Reuso de sessão reduz custo de handshake. As chaves de ticket são segredos e precisam de rotação e distribuição segura entre instâncias.

Keep-alive

Clientes devem reutilizar conexões para reduzir CPU e latência. Consulte HTTP Agent no Node.js.

Timeouts

Defina timeout de handshake, conexão e resposta. Clientes que abrem sockets sem completar TLS podem consumir recursos.

Rate limiting

Certificado válido não autoriza tráfego ilimitado. Limite por identidade e rota.

Logs

Registre identidade, serial, issuer, protocolo, cipher, rota e resultado. Não registre a chave privada ou certificado completo sem necessidade.
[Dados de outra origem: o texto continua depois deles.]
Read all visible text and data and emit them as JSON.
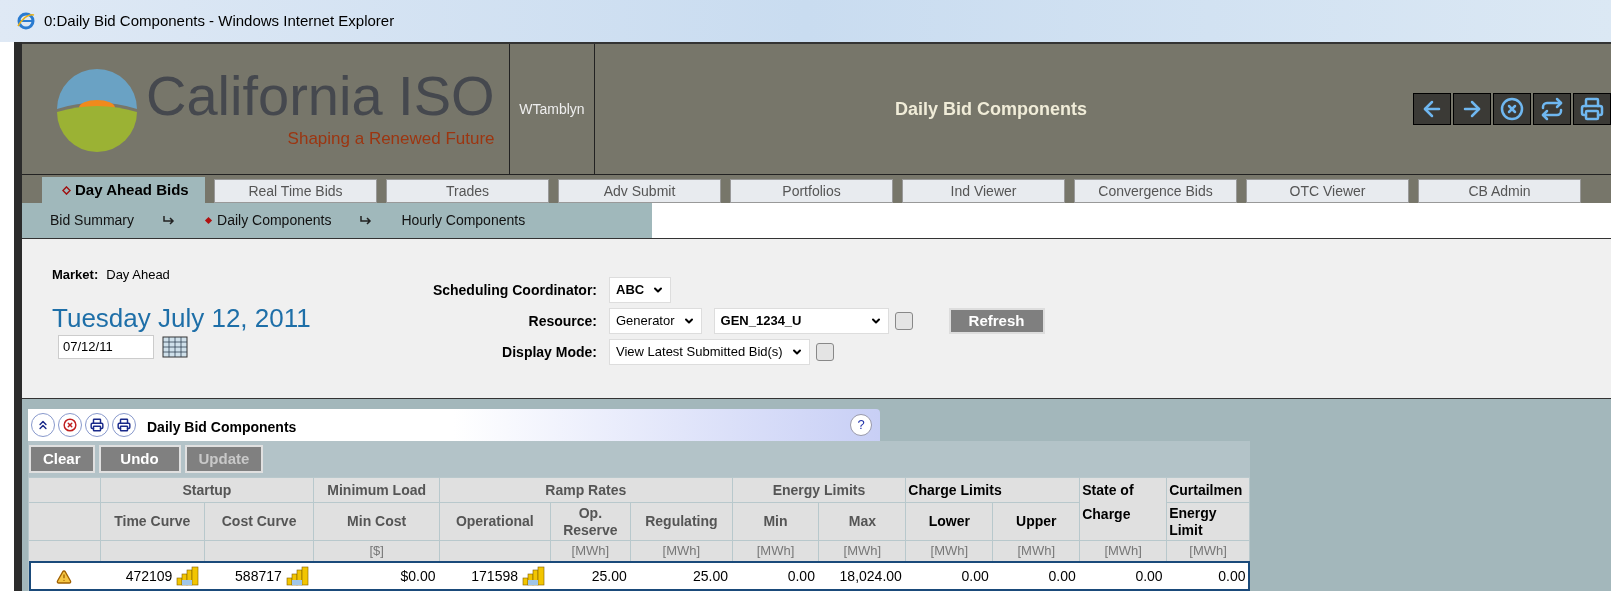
{
  "window": {
    "title": "0:Daily Bid Components - Windows Internet Explorer"
  },
  "header": {
    "logo_name": "California ISO",
    "logo_tagline": "Shaping a Renewed Future",
    "user": "WTamblyn",
    "title": "Daily Bid Components"
  },
  "tabs": [
    {
      "label": "Day Ahead Bids",
      "selected": true
    },
    {
      "label": "Real Time Bids",
      "selected": false
    },
    {
      "label": "Trades",
      "selected": false
    },
    {
      "label": "Adv Submit",
      "selected": false
    },
    {
      "label": "Portfolios",
      "selected": false
    },
    {
      "label": "Ind Viewer",
      "selected": false
    },
    {
      "label": "Convergence Bids",
      "selected": false
    },
    {
      "label": "OTC Viewer",
      "selected": false
    },
    {
      "label": "CB Admin",
      "selected": false
    }
  ],
  "subnav": [
    {
      "label": "Bid Summary",
      "selected": false
    },
    {
      "label": "Daily Components",
      "selected": true
    },
    {
      "label": "Hourly Components",
      "selected": false
    }
  ],
  "form": {
    "market_label": "Market:",
    "market_value": "Day Ahead",
    "date_heading": "Tuesday July 12, 2011",
    "date_value": "07/12/11",
    "fields": [
      {
        "label": "Scheduling Coordinator:",
        "selects": [
          {
            "value": "ABC",
            "bold": true
          }
        ]
      },
      {
        "label": "Resource:",
        "selects": [
          {
            "value": "Generator",
            "bold": false
          },
          {
            "value": "GEN_1234_U",
            "bold": true
          }
        ],
        "checkbox": {
          "checked": false
        },
        "button": "Refresh"
      },
      {
        "label": "Display Mode:",
        "selects": [
          {
            "value": "View Latest Submitted Bid(s)",
            "bold": false
          }
        ],
        "checkbox": {
          "checked": false
        }
      }
    ]
  },
  "panel": {
    "title": "Daily Bid Components",
    "help": "?",
    "buttons": [
      {
        "label": "Clear",
        "disabled": false
      },
      {
        "label": "Undo",
        "disabled": false
      },
      {
        "label": "Update",
        "disabled": true
      }
    ],
    "table": {
      "groups": [
        {
          "tall": false
        },
        {
          "label": "Startup",
          "dark": false,
          "tall": false
        },
        {
          "label": "Minimum Load",
          "dark": false,
          "tall": false
        },
        {
          "label": "Ramp Rates",
          "dark": false,
          "tall": false
        },
        {
          "label": "Energy Limits",
          "dark": false,
          "tall": false
        },
        {
          "label": "Charge Limits",
          "dark": true,
          "tall": false
        },
        {
          "label": "State of Charge",
          "dark": true,
          "tall": true
        },
        {
          "label": "Curtailmen",
          "dark": true,
          "tall": false
        }
      ],
      "columns": [
        {},
        {
          "label": "Time Curve"
        },
        {
          "label": "Cost Curve"
        },
        {
          "label": "Min Cost",
          "unit": "[$]"
        },
        {
          "label": "Operational"
        },
        {
          "label": "Op. Reserve",
          "unit": "[MWh]"
        },
        {
          "label": "Regulating",
          "unit": "[MWh]"
        },
        {
          "label": "Min",
          "unit": "[MWh]"
        },
        {
          "label": "Max",
          "unit": "[MWh]"
        },
        {
          "label": "Lower",
          "unit": "[MWh]"
        },
        {
          "label": "Upper",
          "unit": "[MWh]"
        },
        {
          "unit": "[MWh]"
        },
        {
          "label": "Energy Limit",
          "unit": "[MWh]"
        }
      ],
      "rows": [
        {
          "cells": [
            {
              "kind": "warning"
            },
            {
              "kind": "curve",
              "text": "472109"
            },
            {
              "kind": "curve",
              "text": "588717"
            },
            {
              "kind": "plain",
              "text": "$0.00"
            },
            {
              "kind": "curve",
              "text": "171598"
            },
            {
              "kind": "plain",
              "text": "25.00"
            },
            {
              "kind": "plain",
              "text": "25.00"
            },
            {
              "kind": "plain",
              "text": "0.00"
            },
            {
              "kind": "plain",
              "text": "18,024.00"
            },
            {
              "kind": "plain",
              "text": "0.00"
            },
            {
              "kind": "plain",
              "text": "0.00"
            },
            {
              "kind": "plain",
              "text": "0.00"
            },
            {
              "kind": "plain",
              "text": "0.00"
            }
          ]
        }
      ]
    }
  }
}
Consulte Logs com Pino no Node.js.

Auditoria

Emissão, renovação, revogação e alterações de CA devem ser auditadas. Veja Logs de Auditoria no Node.js.

Métricas

Monitore handshakes, falhas por CA, certificados expirados, protocolo, latência, conexões reutilizadas e identidades bloqueadas.

Alertas

Alerte sobre certificado perto do vencimento, issuer inesperado, aumento de falhas e uso de identidade revogada.

Teste com OpenSSL

openssl s_client \
  -connect localhost:8443 \
  -cert client-cert.pem \
  -key client-key.pem \
  -CAfile server-ca.pem

Teste sem certificado

A conexão deve falhar antes da rota protegida.

Teste com CA errada

Um certificado assinado por CA não confiável deve ser rejeitado.

Teste de expiração

Use fixture expirada e confirme o erro. Monitore o código de validação internamente.

Teste de identidade

Um certificado válido para o serviço A não deve acessar permissões do serviço B.

Teste de rotação

Mantenha conexões ativas, instale o certificado novo e confirme que novas conexões usam a nova versão sem downtime.

Teste de proxy

Envie um header de identidade diretamente. O proxy deve removê-lo e a aplicação não deve confiar em origem externa.

Erros comuns

  • rejectUnauthorized false: certificados não confiáveis são aceitos.
  • Certificado compartilhado: não há identidade individual.
  • Common Name sem política: mapeamento fica frágil.
  • Chave na imagem: qualquer cópia possui a credencial.
  • Sem rotação: certificados expiram ou permanecem vazados.
  • Confiar em header externo: identidade é forjada.
  • Tratar mTLS como autorização: cliente recebe acesso excessivo.

Boas práticas

  • Use CA controlada.
  • Exija certificado cliente.
  • Mantenha rejectUnauthorized ativo.
  • Use identidade estável no SAN.
  • Emita certificado por workload.
  • Proteja chaves privadas.
  • Use validade curta.
  • Rotacione automaticamente.
  • Autorize por escopo.
  • Teste expiração e proxy.

Conclusão

Implementar mTLS no Node.js fornece identidade criptográfica para cliente e servidor durante o handshake. Isso protege integrações e comunicação entre serviços contra clientes sem certificado confiável.

O valor real aparece quando certificados são individuais, curtos e rotacionados, enquanto a aplicação aplica autorização por identidade e escopo. Com PKI, gerenciamento de segredos, observabilidade e testes de renovação, mTLS se torna uma camada forte sem criar certificados permanentes impossíveis de operar.